Exploration of Leucine-Rich Alpha-2 Glycoprotein 1 (LRG1) and Its Association with Proangiogenic Mediators in Sickle Cell Disease: A Potential Player in the Pathogenesis of the Disease.

OBJECTIVE: Leucine-rich alpha-2-glycoprotein 1 (LRG1) is a novel mediator involved in abnormal angiogenesis. We aimed to investigate circulating LRG1 levels and their relationship with proangiogenic mediators in sickle cell disease (SCD). MATERIALS AND METHODS: A total of 50 patients with SCD, with 25 in steady-state condition (SCD-SS) and 25 in periods of painful vaso-occlusive crisis (SCD-VOC), and 25 healthy controls were included in the study. Demographical and clinical data were collected from hospital records. Serum LRG1, vascular endothelial growth factor A (VEGFA), and hypoxia-inducible factor 1-alpha (HIF1A) levels were measured by enzyme-linked immunosorbent assay (ELISA), and C-reactive protein (CRP) was measured by the nephelometric method. Routine biochemical parameters were assessed using an autoanalyzer. Multinomial logistic regression was used to analyze ELISA parameters, and receiver operating characteristic (ROC) curves were constructed to determine the optimal cut-off point for HIF1A to predict VOCs in SCD patients. RESULTS: LRG1 and VEGFA levels were significantly higher in SCD patients than controls (p<0.001), with no difference between the SCD-SS and SCD-VOC groups.

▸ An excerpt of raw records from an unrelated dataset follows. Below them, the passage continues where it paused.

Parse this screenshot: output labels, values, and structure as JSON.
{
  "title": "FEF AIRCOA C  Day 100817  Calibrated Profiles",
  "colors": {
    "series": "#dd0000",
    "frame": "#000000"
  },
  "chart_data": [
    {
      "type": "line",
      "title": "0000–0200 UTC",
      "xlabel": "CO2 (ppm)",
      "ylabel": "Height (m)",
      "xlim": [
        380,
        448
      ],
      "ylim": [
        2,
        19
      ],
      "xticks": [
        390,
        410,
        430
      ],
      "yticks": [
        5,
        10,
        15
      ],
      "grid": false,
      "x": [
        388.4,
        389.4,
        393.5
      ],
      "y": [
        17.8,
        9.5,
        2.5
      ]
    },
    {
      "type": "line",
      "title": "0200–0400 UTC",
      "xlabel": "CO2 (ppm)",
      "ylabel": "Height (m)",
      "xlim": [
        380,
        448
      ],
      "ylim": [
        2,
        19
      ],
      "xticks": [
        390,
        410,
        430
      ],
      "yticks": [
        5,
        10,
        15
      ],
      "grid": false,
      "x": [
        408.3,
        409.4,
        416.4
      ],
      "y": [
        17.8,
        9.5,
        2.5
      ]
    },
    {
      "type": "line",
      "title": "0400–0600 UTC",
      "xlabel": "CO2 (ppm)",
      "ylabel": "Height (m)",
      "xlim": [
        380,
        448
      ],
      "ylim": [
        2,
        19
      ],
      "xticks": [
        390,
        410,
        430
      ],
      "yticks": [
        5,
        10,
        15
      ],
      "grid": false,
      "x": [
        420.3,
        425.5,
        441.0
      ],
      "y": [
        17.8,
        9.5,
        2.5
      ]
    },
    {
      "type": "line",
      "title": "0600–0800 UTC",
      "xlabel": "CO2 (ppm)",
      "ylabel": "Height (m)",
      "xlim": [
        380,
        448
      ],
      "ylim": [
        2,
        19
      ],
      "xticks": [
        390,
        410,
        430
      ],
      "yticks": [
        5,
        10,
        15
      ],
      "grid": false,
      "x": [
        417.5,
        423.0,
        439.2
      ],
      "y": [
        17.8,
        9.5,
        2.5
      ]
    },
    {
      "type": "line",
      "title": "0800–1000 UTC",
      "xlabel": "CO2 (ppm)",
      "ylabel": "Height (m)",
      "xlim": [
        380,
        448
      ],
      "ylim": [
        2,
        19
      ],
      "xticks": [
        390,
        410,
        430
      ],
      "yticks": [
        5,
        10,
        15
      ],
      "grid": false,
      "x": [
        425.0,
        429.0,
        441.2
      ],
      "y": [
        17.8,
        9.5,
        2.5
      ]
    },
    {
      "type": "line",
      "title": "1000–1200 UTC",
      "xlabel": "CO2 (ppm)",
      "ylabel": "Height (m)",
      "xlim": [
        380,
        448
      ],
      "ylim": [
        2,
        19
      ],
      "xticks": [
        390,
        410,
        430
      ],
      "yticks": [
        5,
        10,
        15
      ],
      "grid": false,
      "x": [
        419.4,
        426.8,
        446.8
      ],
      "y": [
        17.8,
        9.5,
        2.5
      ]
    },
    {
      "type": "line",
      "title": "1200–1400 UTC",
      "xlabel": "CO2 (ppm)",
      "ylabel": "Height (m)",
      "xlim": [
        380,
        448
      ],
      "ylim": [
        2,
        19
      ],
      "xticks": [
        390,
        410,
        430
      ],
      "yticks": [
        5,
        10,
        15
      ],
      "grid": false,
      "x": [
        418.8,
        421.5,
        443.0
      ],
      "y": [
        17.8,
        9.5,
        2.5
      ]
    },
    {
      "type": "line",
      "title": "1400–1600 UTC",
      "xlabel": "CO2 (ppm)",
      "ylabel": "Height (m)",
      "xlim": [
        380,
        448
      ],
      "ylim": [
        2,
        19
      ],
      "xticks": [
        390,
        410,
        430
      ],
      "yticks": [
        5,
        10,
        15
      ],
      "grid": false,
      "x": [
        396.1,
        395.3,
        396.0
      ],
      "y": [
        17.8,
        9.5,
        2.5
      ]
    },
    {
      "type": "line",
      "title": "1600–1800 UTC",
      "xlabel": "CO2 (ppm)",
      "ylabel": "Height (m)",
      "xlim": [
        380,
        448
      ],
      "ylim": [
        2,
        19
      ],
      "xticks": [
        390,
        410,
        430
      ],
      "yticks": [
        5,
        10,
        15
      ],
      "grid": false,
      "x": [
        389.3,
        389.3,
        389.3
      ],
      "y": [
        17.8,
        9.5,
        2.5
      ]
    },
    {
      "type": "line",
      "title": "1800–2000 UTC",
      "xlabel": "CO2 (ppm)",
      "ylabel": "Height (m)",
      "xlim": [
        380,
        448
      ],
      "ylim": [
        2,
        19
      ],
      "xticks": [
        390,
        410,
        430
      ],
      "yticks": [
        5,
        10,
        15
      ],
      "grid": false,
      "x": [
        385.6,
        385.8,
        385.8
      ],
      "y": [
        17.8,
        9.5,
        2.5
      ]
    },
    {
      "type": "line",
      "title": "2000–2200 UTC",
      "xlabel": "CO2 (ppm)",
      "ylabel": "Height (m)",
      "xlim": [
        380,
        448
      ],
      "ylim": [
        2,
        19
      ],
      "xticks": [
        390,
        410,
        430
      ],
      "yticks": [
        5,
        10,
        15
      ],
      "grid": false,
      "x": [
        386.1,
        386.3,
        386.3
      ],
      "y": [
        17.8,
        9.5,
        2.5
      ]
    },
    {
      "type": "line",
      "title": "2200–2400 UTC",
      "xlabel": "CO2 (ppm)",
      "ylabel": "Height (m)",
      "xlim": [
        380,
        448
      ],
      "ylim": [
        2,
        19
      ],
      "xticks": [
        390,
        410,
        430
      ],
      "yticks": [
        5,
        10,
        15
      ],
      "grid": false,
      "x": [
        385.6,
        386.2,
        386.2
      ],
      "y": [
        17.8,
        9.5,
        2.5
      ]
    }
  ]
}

HIF1A, CRP, and lactate dehydrogenase levels differed significantly across all groups, being highest in the SCD-VOC group (p<0.001). After adjusting for age and sex, LRG1, HIF1A, and VEGFA remained elevated in the SCD groups. HIF1A correlated with CRP (r=0.351, p=0.024), but LRG1 showed no correlation with proangiogenic mediators in the SCD-VOC group. The area under the ROC curve was calculated as 0.694 (95% confidence interval: 0.542-0.845, p=0.021) and the optimal cut-off point was 494.5 pg/mL for HIF1A in predicting vaso-occlusive crises in patients with SCD. CONCLUSION: Circulating LRG1 levels may reflect neutrophil activation and contribute to the cross-talk between proangiogenic mediators released in SCD.